I still get a powerful sense of anticipation and a little adrenaline spike every time I approach the coast. Some of it comes from my expectation of new photographs and the rest from somewhere more primal.
(click images to enlarge and see full proportions)
Off Season…
In winter, the slips are empty and the vessels become terrestrial beings, sitting impossibly high and precarious on spindly stilts. These dormant shapes, so completely and literally out of their element, huddle together, waiting out the season that is always too long, with a patience well beyond my own. The blinding white shrink wrap transforms a collection of winterized boats into a range of snow capped mountains or an armada of icebergs moving imperceptibly out to sea.
The rest of the marina is a ghost town. The piers and docks stand empty, looking like an abandoned drive-in movie theater with a slate sky for a screen. The vibrant color palette of boats in summer is replaced by shades of grey, the soft southwesterly breezes shoved aside by the Montreal Express.
For those inhabiting the northern latitudes, the year has only two seasons, boating season and waiting-for-boating season.

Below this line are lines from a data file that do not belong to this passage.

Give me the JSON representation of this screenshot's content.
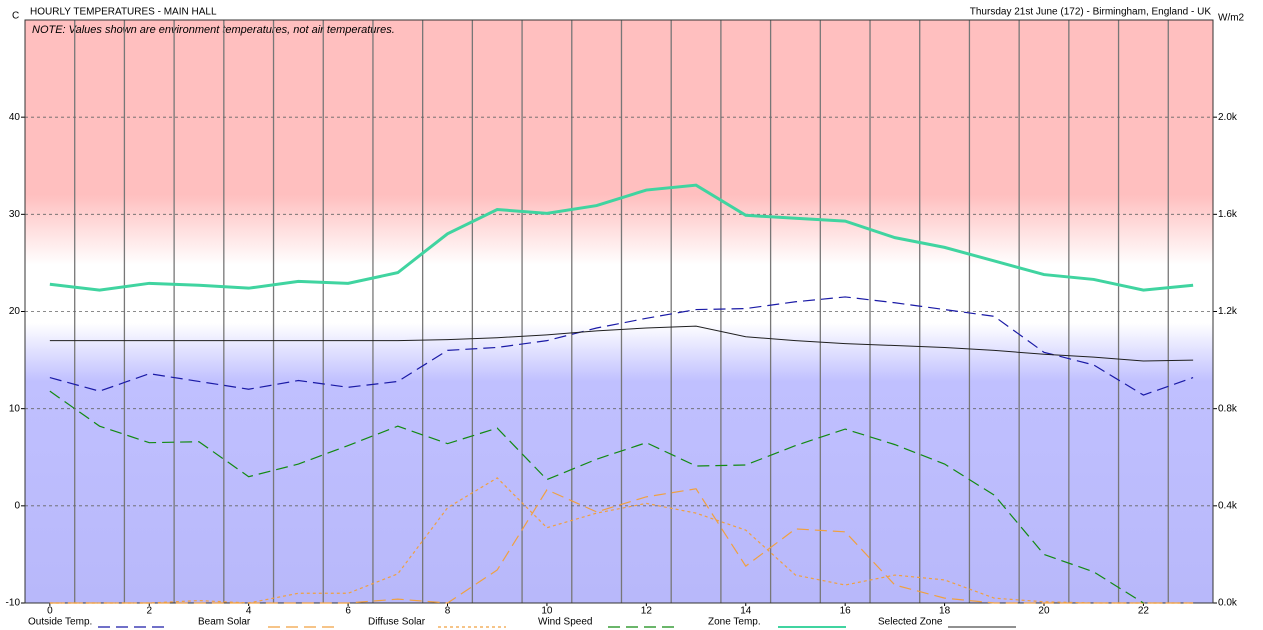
{
  "chart_data": {
    "type": "line",
    "title": "HOURLY TEMPERATURES - MAIN HALL",
    "subtitle": "Thursday 21st June (172) - Birmingham, England - UK",
    "annotation": "NOTE: Values shown are environment temperatures, not air temperatures.",
    "y_label": "C",
    "y2_label": "W/m2",
    "x": [
      0,
      1,
      2,
      3,
      4,
      5,
      6,
      7,
      8,
      9,
      10,
      11,
      12,
      13,
      14,
      15,
      16,
      17,
      18,
      19,
      20,
      21,
      22,
      23
    ],
    "xlim": [
      -0.5,
      23.4
    ],
    "xticks": [
      0,
      2,
      4,
      6,
      8,
      10,
      12,
      14,
      16,
      18,
      20,
      22
    ],
    "ylim": [
      -10,
      50
    ],
    "yticks": [
      -10,
      0,
      10,
      20,
      30,
      40
    ],
    "y2lim": [
      0,
      2400
    ],
    "y2ticks": [
      {
        "value": 0,
        "label": "0.0k"
      },
      {
        "value": 400,
        "label": "0.4k"
      },
      {
        "value": 800,
        "label": "0.8k"
      },
      {
        "value": 1200,
        "label": "1.2k"
      },
      {
        "value": 1600,
        "label": "1.6k"
      },
      {
        "value": 2000,
        "label": "2.0k"
      }
    ],
    "grid": true,
    "series": [
      {
        "name": "Outside Temp.",
        "color": "#1a1aa6",
        "style": "dashed",
        "width": 1.2,
        "values": [
          13.2,
          11.8,
          13.6,
          12.8,
          12,
          12.9,
          12.2,
          12.8,
          16,
          16.3,
          17,
          18.3,
          19.3,
          20.2,
          20.3,
          21,
          21.5,
          20.9,
          20.2,
          19.5,
          15.8,
          14.5,
          11.4,
          13.2
        ]
      },
      {
        "name": "Beam Solar",
        "color": "#f0a040",
        "style": "dashed",
        "width": 1.2,
        "axis": "y2",
        "values": [
          0,
          0,
          0,
          0,
          0,
          0,
          0,
          16,
          0,
          136,
          466,
          375,
          437,
          470,
          152,
          305,
          293,
          74,
          20,
          0,
          0,
          0,
          0,
          0
        ]
      },
      {
        "name": "Diffuse Solar",
        "color": "#f0a040",
        "style": "dotted",
        "width": 1.2,
        "axis": "y2",
        "values": [
          0,
          0,
          0,
          10,
          0,
          40,
          40,
          120,
          392,
          515,
          310,
          370,
          410,
          370,
          300,
          115,
          74,
          115,
          95,
          20,
          5,
          0,
          0,
          0
        ]
      },
      {
        "name": "Wind Speed",
        "color": "#128a12",
        "style": "dashed",
        "width": 1.2,
        "values": [
          11.8,
          8.2,
          6.5,
          6.6,
          3,
          4.3,
          6.2,
          8.2,
          6.4,
          8,
          2.7,
          4.8,
          6.5,
          4.1,
          4.2,
          6.2,
          7.9,
          6.3,
          4.3,
          1.1,
          -5,
          -6.8,
          -10,
          null
        ]
      },
      {
        "name": "Zone Temp.",
        "color": "#40d4a0",
        "style": "solid",
        "width": 3,
        "values": [
          22.8,
          22.2,
          22.9,
          22.7,
          22.4,
          23.1,
          22.9,
          24,
          28,
          30.5,
          30.1,
          30.9,
          32.5,
          33,
          29.9,
          29.6,
          29.3,
          27.6,
          26.6,
          25.2,
          23.8,
          23.3,
          22.2,
          22.7
        ]
      },
      {
        "name": "Selected Zone",
        "color": "#202020",
        "style": "solid",
        "width": 1,
        "values": [
          17,
          17,
          17,
          17,
          17,
          17,
          17,
          17,
          17.1,
          17.3,
          17.6,
          18,
          18.3,
          18.5,
          17.4,
          17,
          16.7,
          16.5,
          16.3,
          16,
          15.6,
          15.3,
          14.9,
          15
        ]
      }
    ]
  }
}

I wonder if boat owners ever stop in to visit their summer friends, seek them out in their winter cocoons, slap them on the hull, and whisper a prayer for the quick return of summer.
(click images to enlarge and see full proportions)
We are pleased to share additional photographs not included in Mark’s
Rines Gallery show at First Parish Church. Enjoy these selections below.
Wave Study…
Creating these images is pure joy. They’re all taken at my favorite coastal spot on the North Shore, most just after the sun has dropped below the horizon. My approach is entirely reactionary. I have no specific goals or expectations. I play with camera settings at random and often don’t view the images until I’m home. I’ve been at his long enough that I have a pretty good Idea of what I’ll wind up with, but am occasionally, delightfully surprised.
Mill Buildings…
In 2016, I was feeling stalled with my personal work. In an effort to get unstuck, I took part in an Atelier program at The Griffin Museum of Photography in Winchester, MA. One of the weekly “assignments” led me to the old mills in Lawrence. I became fascinated by the bridges and how they connect buildings at odd angles and elevations, seemingly at random. Some of these are taken at Mass MOCA in North Adams, yet another reason to visit that fantastic museum.
Rantoul Cabot…
Downtown Beverly consists of two “main” streets, Rantoul and Cabot. Rantoul St. cuts a straight line alongside the railroad tracks while Cabot St. arcs around to the east. For more than ten years, I’ve been walking these routes from end-to-end, capturing the physical spaces and chronicling how they’ve changed over that time.